Despite repeated claims by both rival military chiefs, Abdel Fattah al-Burhan and Mohamed Hamdan Daglo, of protecting civilians and securing human rights, volunteers have buried 102 unidentified bodies in the capital’s Al-Shegilab cemetery and 78 more in cemeteries in Darfur, the organization announced in a Friday statement.
It added, however, that Red Crescent volunteers – supported by the International Committee of the Red Cross — have found it difficult to move through the streets to pick up the dead, “due to security constraints,” the Red Crescent said.
Last month, while discussing peace talks in Saudi Arabia, the two rivals had agreed to “enable responsible humanitarian actors, such as the Sudanese Red Crescent and/or the International Committee of the Red Cross to collect, register and bury the deceased in coordination with competent authorities”.

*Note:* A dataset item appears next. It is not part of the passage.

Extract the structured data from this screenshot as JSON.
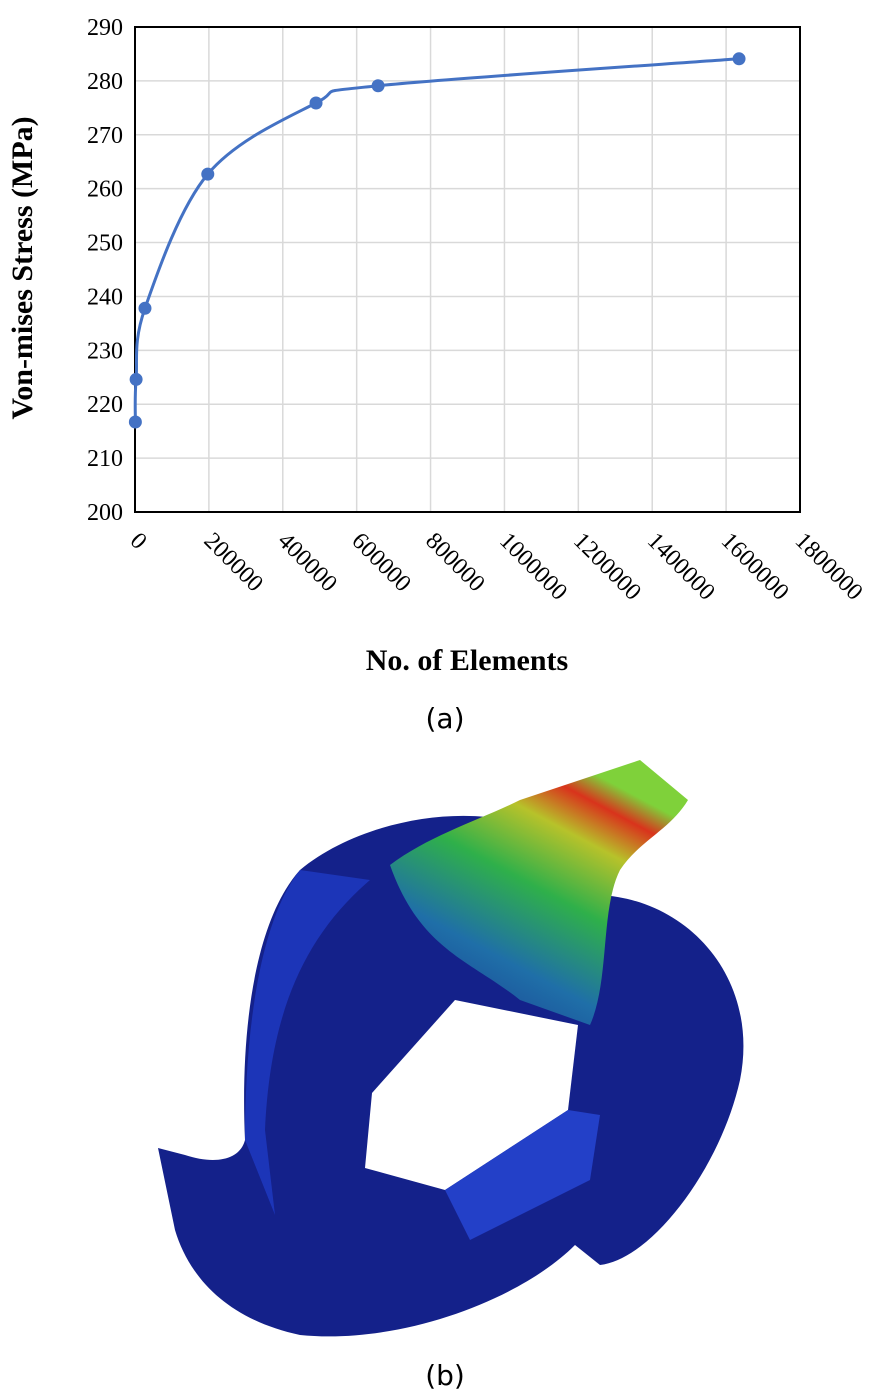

Ever since the conflict between Sudan’s two rival generals erupted on April 15, more than 1,800 people have been killed in the fighting, according to the Armed Conflict Location and Event Data Project.
According to medics and aid agencies, the actual death toll is projected to be much higher, considering the number of bodies abandoned in areas that were unreachable.
On Friday, the UN Security Council called on the rival parties to put an end to the fighting, as clashes continued in Khartoum after the collapse of talks to maintain a ceasefire and ease a humanitarian crisis.
In a press statement agreed by the 15-member body in New York expressed “deep concern” over the clashes and condemned all attacks on civilians, UN personnel and humanitarian agencies.
The council “emphasized the need for the parties to immediately cease hostilities, facilitate humanitarian access and establish a permanent ceasefire arrangement and to resume the process towards reaching a lasting, inclusive, and democratic political settlement in Sudan,” the statement said.
The statement also added that the council agreed upon extending the mandate of the UN Integrated Transition Assistance Mission in Sudan, but only for six months.